The Death of Bees Discussion

Happy Friday! I hope everyone had a fabulous holiday and time off! For our last book of 2014 we read The Death of Bees by Lisa O'Donnell.  I didn't really know what to expect and I'm glad I finished it out even though the first part had me putting it down and coming back to it. 

Description: Today is Christmas Eve.
Today is my birthday.

Today I am fifteen.
Today I buried my parents in the backyard.
Neither of them were beloved.

Marnie and her little sister, Nelly, are on their own now. Only they know what happened to their parents, Izzy and Gene, and they aren't telling. While life in Glasgow's Maryhill housing estate isn't grand, the girls do have each other. Besides, it's only a year until Marnie will be considered an adult and can legally take care of them both.

As the New Year comes and goes, Lennie, the old man next door, realizes that his young neighbors are alone and need his help. Or does he need theirs? Lennie takes them in—feeds them, clothes them, protects them—and something like a family forms. But soon enough, the sisters' friends, their teachers, and the authorities start asking tougher questions. As one lie leads to another, dark secrets about the girls' family surface, creating complications that threaten to tear them apart.


1.  What was your initial reaction reading these few paragraphs? What did it tell you about the person who wrote it? How does the prologue set the tone for the story that follows?

I am a big ole fail because I did not process the initial information beyond she was fifteen and burying her parents in the backyard.  I completely missed the Christmas Eve part and that it was her birthday.  It probably would have affected my perspective on the countdown throughout the book to her 16th birthday!

2. What does "The Death of Bees" signify?

3. What were your first impressions of Marnie and Nelly?  Did your impressions of the sisters change over the course of the novel?

4. Contrast Marnie and Nelly. How do they see themselves, each other, and the world around them? What accounts for the things they see differently? How would each fare without the other? Marnie explains that Nelly is "just not like other people and can't fake it, which is more than can be said about me. I've been faking it my whole life." Why does she believe this about herself? How is Marnie faking it?

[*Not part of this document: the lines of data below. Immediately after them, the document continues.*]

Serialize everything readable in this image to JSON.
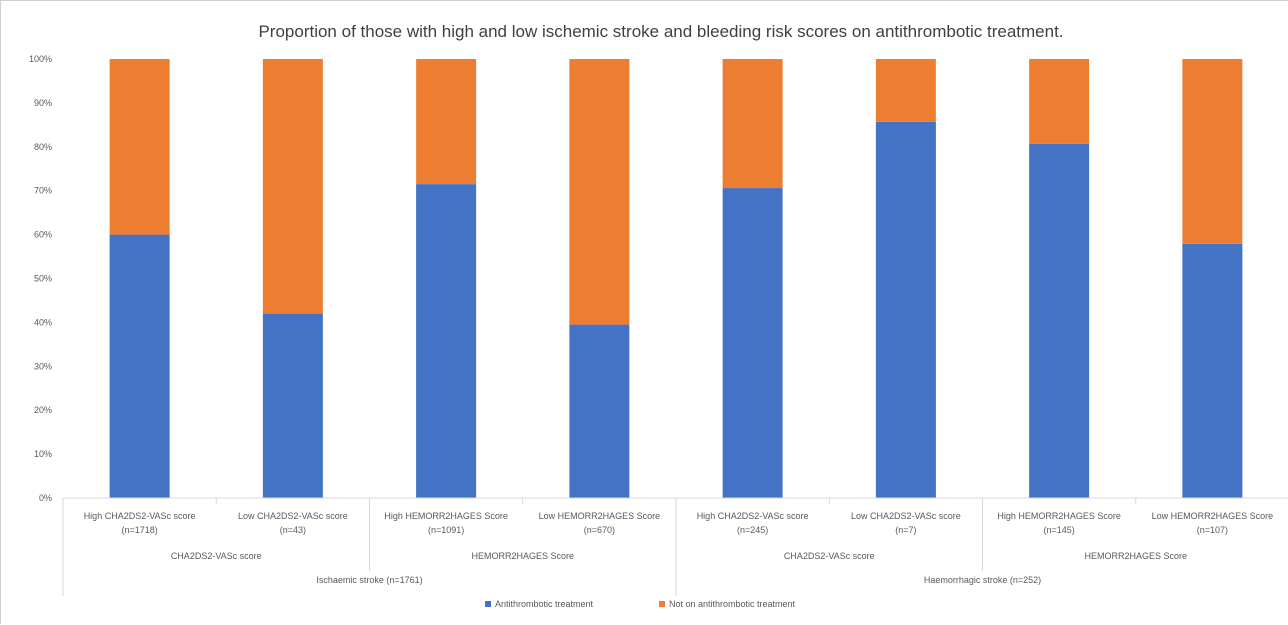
{
  "chart_data": {
    "type": "bar",
    "stacked": true,
    "title": "Proportion of those with high and low ischemic stroke and bleeding risk scores on antithrombotic treatment.",
    "xlabel": "",
    "ylabel": "",
    "ylim": [
      0,
      100
    ],
    "y_ticks": [
      "0%",
      "10%",
      "20%",
      "30%",
      "40%",
      "50%",
      "60%",
      "70%",
      "80%",
      "90%",
      "100%"
    ],
    "grid": false,
    "legend_position": "bottom",
    "categories": [
      [
        "High CHA2DS2-VASc score",
        "(n=1718)"
      ],
      [
        "Low CHA2DS2-VASc score",
        "(n=43)"
      ],
      [
        "High HEMORR2HAGES Score",
        "(n=1091)"
      ],
      [
        "Low HEMORR2HAGES Score",
        "(n=670)"
      ],
      [
        "High CHA2DS2-VASc score",
        "(n=245)"
      ],
      [
        "Low CHA2DS2-VASc score",
        "(n=7)"
      ],
      [
        "High HEMORR2HAGES Score",
        "(n=145)"
      ],
      [
        "Low HEMORR2HAGES Score",
        "(n=107)"
      ]
    ],
    "groups_level1": [
      {
        "label": "CHA2DS2-VASc score",
        "span": [
          0,
          1
        ]
      },
      {
        "label": "HEMORR2HAGES Score",
        "span": [
          2,
          3
        ]
      },
      {
        "label": "CHA2DS2-VASc score",
        "span": [
          4,
          5
        ]
      },
      {
        "label": "HEMORR2HAGES Score",
        "span": [
          6,
          7
        ]
      }
    ],
    "groups_level2": [
      {
        "label": "Ischaemic stroke (n=1761)",
        "span": [
          0,
          3
        ]
      },
      {
        "label": "Haemorrhagic stroke (n=252)",
        "span": [
          4,
          7
        ]
      }
    ],
    "series": [
      {
        "name": "Antithrombotic treatment",
        "color": "#4472C4",
        "values": [
          60,
          42,
          71.5,
          39.5,
          70.6,
          85.7,
          80.7,
          57.9
        ]
      },
      {
        "name": "Not on antithrombotic treatment",
        "color": "#ED7D31",
        "values": [
          40,
          58,
          28.5,
          60.5,
          29.4,
          14.3,
          19.3,
          42.1
        ]
      }
    ]
  }
}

I think it funny and so true how two people can look at a situation differently.  Like how Nelly never suspected about Lennie's sexuality or the noises she heard.  Marnie was definitely a realist and Nelly was quite unique in her appearance/dialogue and actions. 

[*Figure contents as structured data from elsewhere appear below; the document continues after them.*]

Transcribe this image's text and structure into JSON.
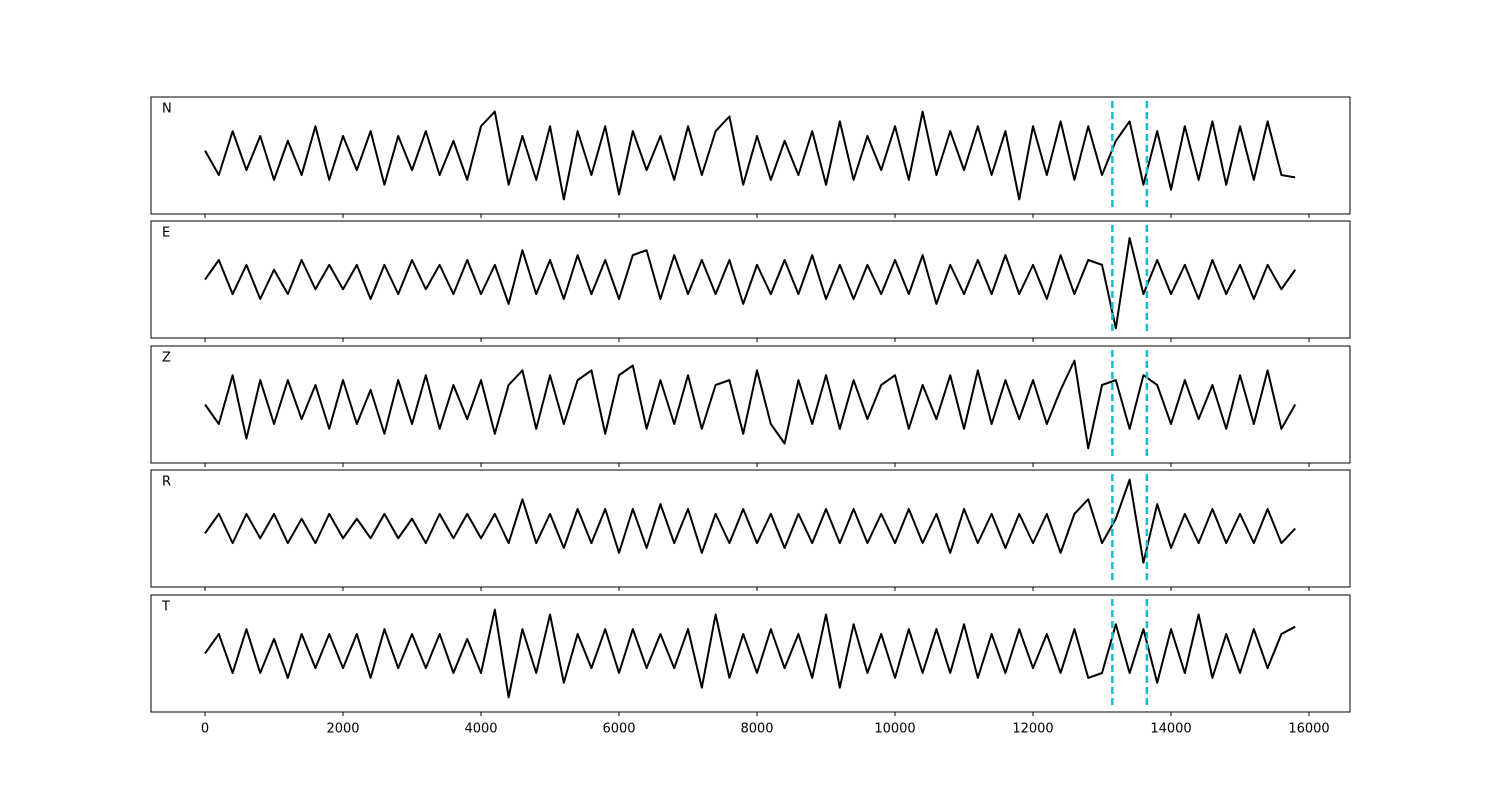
{
  "chart_data": {
    "type": "line",
    "x": [
      0,
      200,
      400,
      600,
      800,
      1000,
      1200,
      1400,
      1600,
      1800,
      2000,
      2200,
      2400,
      2600,
      2800,
      3000,
      3200,
      3400,
      3600,
      3800,
      4000,
      4200,
      4400,
      4600,
      4800,
      5000,
      5200,
      5400,
      5600,
      5800,
      6000,
      6200,
      6400,
      6600,
      6800,
      7000,
      7200,
      7400,
      7600,
      7800,
      8000,
      8200,
      8400,
      8600,
      8800,
      9000,
      9200,
      9400,
      9600,
      9800,
      10000,
      10200,
      10400,
      10600,
      10800,
      11000,
      11200,
      11400,
      11600,
      11800,
      12000,
      12200,
      12400,
      12600,
      12800,
      13000,
      13200,
      13400,
      13600,
      13800,
      14000,
      14200,
      14400,
      14600,
      14800,
      15000,
      15200,
      15400,
      15600,
      15800
    ],
    "series": [
      {
        "name": "N",
        "color": "#000000",
        "values": [
          0.1,
          -0.4,
          0.5,
          -0.3,
          0.4,
          -0.5,
          0.3,
          -0.4,
          0.6,
          -0.5,
          0.4,
          -0.3,
          0.5,
          -0.6,
          0.4,
          -0.3,
          0.5,
          -0.4,
          0.3,
          -0.5,
          0.6,
          0.9,
          -0.6,
          0.4,
          -0.5,
          0.6,
          -0.9,
          0.5,
          -0.4,
          0.6,
          -0.8,
          0.5,
          -0.3,
          0.4,
          -0.5,
          0.6,
          -0.4,
          0.5,
          0.8,
          -0.6,
          0.4,
          -0.5,
          0.3,
          -0.4,
          0.5,
          -0.6,
          0.7,
          -0.5,
          0.4,
          -0.3,
          0.6,
          -0.5,
          0.9,
          -0.4,
          0.5,
          -0.3,
          0.6,
          -0.4,
          0.5,
          -0.9,
          0.6,
          -0.4,
          0.7,
          -0.5,
          0.6,
          -0.4,
          0.3,
          0.7,
          -0.6,
          0.5,
          -0.7,
          0.6,
          -0.5,
          0.7,
          -0.6,
          0.6,
          -0.5,
          0.7,
          -0.4,
          -0.45
        ]
      },
      {
        "name": "E",
        "color": "#000000",
        "values": [
          0.0,
          0.4,
          -0.3,
          0.3,
          -0.4,
          0.2,
          -0.3,
          0.4,
          -0.2,
          0.3,
          -0.2,
          0.3,
          -0.4,
          0.3,
          -0.3,
          0.4,
          -0.2,
          0.3,
          -0.3,
          0.4,
          -0.3,
          0.3,
          -0.5,
          0.6,
          -0.3,
          0.4,
          -0.4,
          0.5,
          -0.3,
          0.4,
          -0.4,
          0.5,
          0.6,
          -0.4,
          0.5,
          -0.3,
          0.4,
          -0.3,
          0.4,
          -0.5,
          0.3,
          -0.3,
          0.4,
          -0.3,
          0.5,
          -0.4,
          0.3,
          -0.4,
          0.3,
          -0.3,
          0.4,
          -0.3,
          0.5,
          -0.5,
          0.3,
          -0.3,
          0.4,
          -0.3,
          0.5,
          -0.3,
          0.3,
          -0.4,
          0.5,
          -0.3,
          0.4,
          0.3,
          -1.0,
          0.85,
          -0.3,
          0.4,
          -0.3,
          0.3,
          -0.4,
          0.4,
          -0.3,
          0.3,
          -0.4,
          0.3,
          -0.2,
          0.2
        ]
      },
      {
        "name": "Z",
        "color": "#000000",
        "values": [
          0.0,
          -0.4,
          0.6,
          -0.7,
          0.5,
          -0.4,
          0.5,
          -0.3,
          0.4,
          -0.5,
          0.5,
          -0.4,
          0.3,
          -0.6,
          0.5,
          -0.4,
          0.6,
          -0.5,
          0.4,
          -0.3,
          0.5,
          -0.6,
          0.4,
          0.7,
          -0.5,
          0.6,
          -0.4,
          0.5,
          0.7,
          -0.6,
          0.6,
          0.8,
          -0.5,
          0.5,
          -0.4,
          0.6,
          -0.5,
          0.4,
          0.5,
          -0.6,
          0.7,
          -0.4,
          -0.8,
          0.5,
          -0.4,
          0.6,
          -0.5,
          0.5,
          -0.3,
          0.4,
          0.6,
          -0.5,
          0.4,
          -0.3,
          0.6,
          -0.5,
          0.7,
          -0.4,
          0.5,
          -0.3,
          0.5,
          -0.4,
          0.3,
          0.9,
          -0.9,
          0.4,
          0.5,
          -0.5,
          0.6,
          0.4,
          -0.4,
          0.5,
          -0.3,
          0.4,
          -0.5,
          0.6,
          -0.4,
          0.7,
          -0.5,
          0.0
        ]
      },
      {
        "name": "R",
        "color": "#000000",
        "values": [
          -0.1,
          0.3,
          -0.3,
          0.3,
          -0.2,
          0.3,
          -0.3,
          0.2,
          -0.3,
          0.3,
          -0.2,
          0.2,
          -0.2,
          0.3,
          -0.2,
          0.2,
          -0.3,
          0.3,
          -0.2,
          0.3,
          -0.2,
          0.3,
          -0.3,
          0.6,
          -0.3,
          0.3,
          -0.4,
          0.4,
          -0.3,
          0.4,
          -0.5,
          0.4,
          -0.4,
          0.5,
          -0.3,
          0.4,
          -0.5,
          0.3,
          -0.3,
          0.4,
          -0.3,
          0.3,
          -0.4,
          0.3,
          -0.3,
          0.4,
          -0.3,
          0.4,
          -0.3,
          0.3,
          -0.3,
          0.4,
          -0.3,
          0.3,
          -0.5,
          0.4,
          -0.3,
          0.3,
          -0.4,
          0.3,
          -0.3,
          0.3,
          -0.5,
          0.3,
          0.6,
          -0.3,
          0.2,
          1.0,
          -0.7,
          0.5,
          -0.4,
          0.3,
          -0.3,
          0.4,
          -0.3,
          0.3,
          -0.3,
          0.4,
          -0.3,
          0.0
        ]
      },
      {
        "name": "T",
        "color": "#000000",
        "values": [
          0.0,
          0.4,
          -0.4,
          0.5,
          -0.4,
          0.3,
          -0.5,
          0.4,
          -0.3,
          0.4,
          -0.3,
          0.4,
          -0.5,
          0.5,
          -0.3,
          0.4,
          -0.3,
          0.4,
          -0.4,
          0.3,
          -0.4,
          0.9,
          -0.9,
          0.5,
          -0.4,
          0.8,
          -0.6,
          0.4,
          -0.3,
          0.5,
          -0.4,
          0.5,
          -0.3,
          0.4,
          -0.3,
          0.5,
          -0.7,
          0.8,
          -0.5,
          0.4,
          -0.4,
          0.5,
          -0.3,
          0.4,
          -0.5,
          0.8,
          -0.7,
          0.6,
          -0.4,
          0.4,
          -0.5,
          0.5,
          -0.4,
          0.5,
          -0.4,
          0.6,
          -0.5,
          0.4,
          -0.4,
          0.5,
          -0.3,
          0.4,
          -0.4,
          0.5,
          -0.5,
          -0.4,
          0.6,
          -0.4,
          0.5,
          -0.6,
          0.5,
          -0.4,
          0.8,
          -0.5,
          0.4,
          -0.4,
          0.5,
          -0.3,
          0.4,
          0.55
        ]
      }
    ],
    "vlines": [
      13150,
      13650
    ],
    "vline_color": "#17becf",
    "xlim": [
      -783,
      16594
    ],
    "xticks": [
      0,
      2000,
      4000,
      6000,
      8000,
      10000,
      12000,
      14000,
      16000
    ],
    "ylim": [
      -1.2,
      1.2
    ]
  }
}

5. How do their parents' deaths affect the girls? Is Marnie right to keep their deaths a secret? Why does she do this? Are her instincts about adults and the system correct?

6. Think about their parents, Gene and Izzy. What kind of parents—and people—were they? Do you think they loved their daughters? If so, why did they behave as they did? What did the girls learn about life from them? How much was Izzy's background influential in who she was as an adult? Why are Marnie and Nelly so different from their parents?

7. If it were possible, do you think we should have laws determining who can have children and who cannot? Why do some people have children when they cannot or do not want to take care of them?

I definitely feel that some people should not be entrusted in the welfare of a child.  There needs to be classes on what IS APPROPRIATE and normal for children to do and what is expected in the care of a child.  We make people jump through more hoops to operate vehicles than produce children.
 Blood does not make a parent/guardian.  I have seen far too many children whose lives WOULD be better in different circumstances.  However, I do think everyone should be able to parent how they think is best but in all things a child's well-being is most important.  Which I think sometimes people forget.  It's not about you, it's about your kid.

8. What role does Vlado play in Marnie's life? Describe their relationship. What do they offer each other? What do you think of Vlado? Is he a good person? We hear about Vlado before we meet him. How does what we first learn about him color our impressions?

9. The novel is told from the viewpoints of three characters: Marnie, Nelly, and Lennie. Why do you think the author chose this form of narration? How does it add to the unfolding story? How might it be different if it had been told from one of the three viewpoints?
10. Would you say the book had a happy ending? What do you think will happen to the girls in the future? What about Robert and Vlado?

I think it had a predictable overall ending that is as happy as they are going to get for awhile.  It would be interesting to read a sequel with their life after they got to the cottage.  In my happy ending for them Robert doesn't come looking and Mick gives up.  And by the way, how does Mick randomly show up on the night they are going to disappear? And really? Was Robert just chilling outside every night until they tried running away? And why wouldn't they leave to run away during the school day when they have a legit head start? Was it the money and clothes? I don't know, it wrapped up super quick.

I hope you will join us in 2014! Thanks for all who participated in 2013!